In den vergangenen Jahren hatte der CDU-Spitzenpolitiker immer wieder betont, dass die Union weder auf kommunaler noch auf Bundesebene mit der AfD kooperieren werde. «Eine Zusammenarbeit mit einer solchen Partei, die rechtsradikale Neonazis in ihren Reihen nicht nur duldet, sondern aktiv fördert, kommt für die Christlich-Demokratische Union nicht infrage», sagte er etwa im Dezember 2019. Doch wer die Karriere von Merz und dessen langjährigen Konkurrenzkampf mit seiner Intimfeindin Angela Merkel beobachtet hat, konnte ihm seinen Schwur auf die sogenannte Brandmauer gegen Rechtsaussen nie abnehmen.
Populistische Aussagen zur Migration und die Forderung nach harten Massnahmen ziehen sich wie ein roter Faden durch seine politische Biografie.
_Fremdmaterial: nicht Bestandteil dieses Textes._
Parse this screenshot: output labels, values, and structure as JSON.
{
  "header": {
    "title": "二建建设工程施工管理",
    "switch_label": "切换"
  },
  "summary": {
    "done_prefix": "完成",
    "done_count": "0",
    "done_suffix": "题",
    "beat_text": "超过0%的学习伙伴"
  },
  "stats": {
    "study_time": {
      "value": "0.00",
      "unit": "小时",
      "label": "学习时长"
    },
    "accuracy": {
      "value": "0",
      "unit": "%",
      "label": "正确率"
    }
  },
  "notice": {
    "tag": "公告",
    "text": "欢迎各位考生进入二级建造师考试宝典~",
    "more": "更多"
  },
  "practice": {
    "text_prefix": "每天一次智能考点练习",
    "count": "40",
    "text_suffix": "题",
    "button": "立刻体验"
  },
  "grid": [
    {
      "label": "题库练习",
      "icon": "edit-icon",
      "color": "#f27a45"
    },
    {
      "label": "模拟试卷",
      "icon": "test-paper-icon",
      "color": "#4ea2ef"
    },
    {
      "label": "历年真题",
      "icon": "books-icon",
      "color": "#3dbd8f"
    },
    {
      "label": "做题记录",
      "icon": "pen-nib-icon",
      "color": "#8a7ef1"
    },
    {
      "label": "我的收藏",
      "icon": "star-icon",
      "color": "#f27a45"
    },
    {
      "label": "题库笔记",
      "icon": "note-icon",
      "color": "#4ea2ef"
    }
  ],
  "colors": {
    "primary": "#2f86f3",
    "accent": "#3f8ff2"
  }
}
Dass Merz am Mittwoch nur mit den Stimmen der AfD seine rechtlich folgenlos bleibende Aufforderung an das Parlament zur Verschärfung der Migrationspolitik durch das Parlament brachte, war ein logischer Schritt. Zwar scheiterte der dazugehörige Gesetzesentwurf am Freitag trotz der Zustimmung der AfD, weil ein paar Stimmen von FDP und Union fehlten – doch der Tabubruch war geschehen.
Während ein Grossteil der Medien seine Strategie als «Totalversagen» und «beschämend» bezeichnet, sehen seine Unterstützer:innen das genaue Gegenteil: einen konservativen Hardliner, der seine Sache durchzieht, dem «Mehrheitswillen» folgt und die Themen in Angriff nimmt, die die Leute zur Wahlurne locken könnten: Migration und Wirtschaft.
Eines hat der Kanzlerkandidat der Union in den vergangenen Tagen bewiesen: Friedrich Merz versteht es zu polarisieren. Sein Wahlkampf getreu dem Motto «Die Migration ist die Mutter aller Probleme» hat ihm laut der jüngsten Umfrage jedenfalls nicht geschadet. Zwar mögen Hunderttausende gegen seinen Kurs auf die Strassen gehen, doch die Union kommt laut einer von der «Bild»-Zeitung in Auftrag gegebenen Befragung unverändert auf 30 Prozent. Die AfD bleibt mit 22 Prozent zweitstärkste Kraft. Laut ARD-Deutschlandtrend befürworten 57 Prozent der Befragten den Vorstoss von Merz bezüglich Zurückweisungen von Geflüchteten an Deutschlands Grenzen.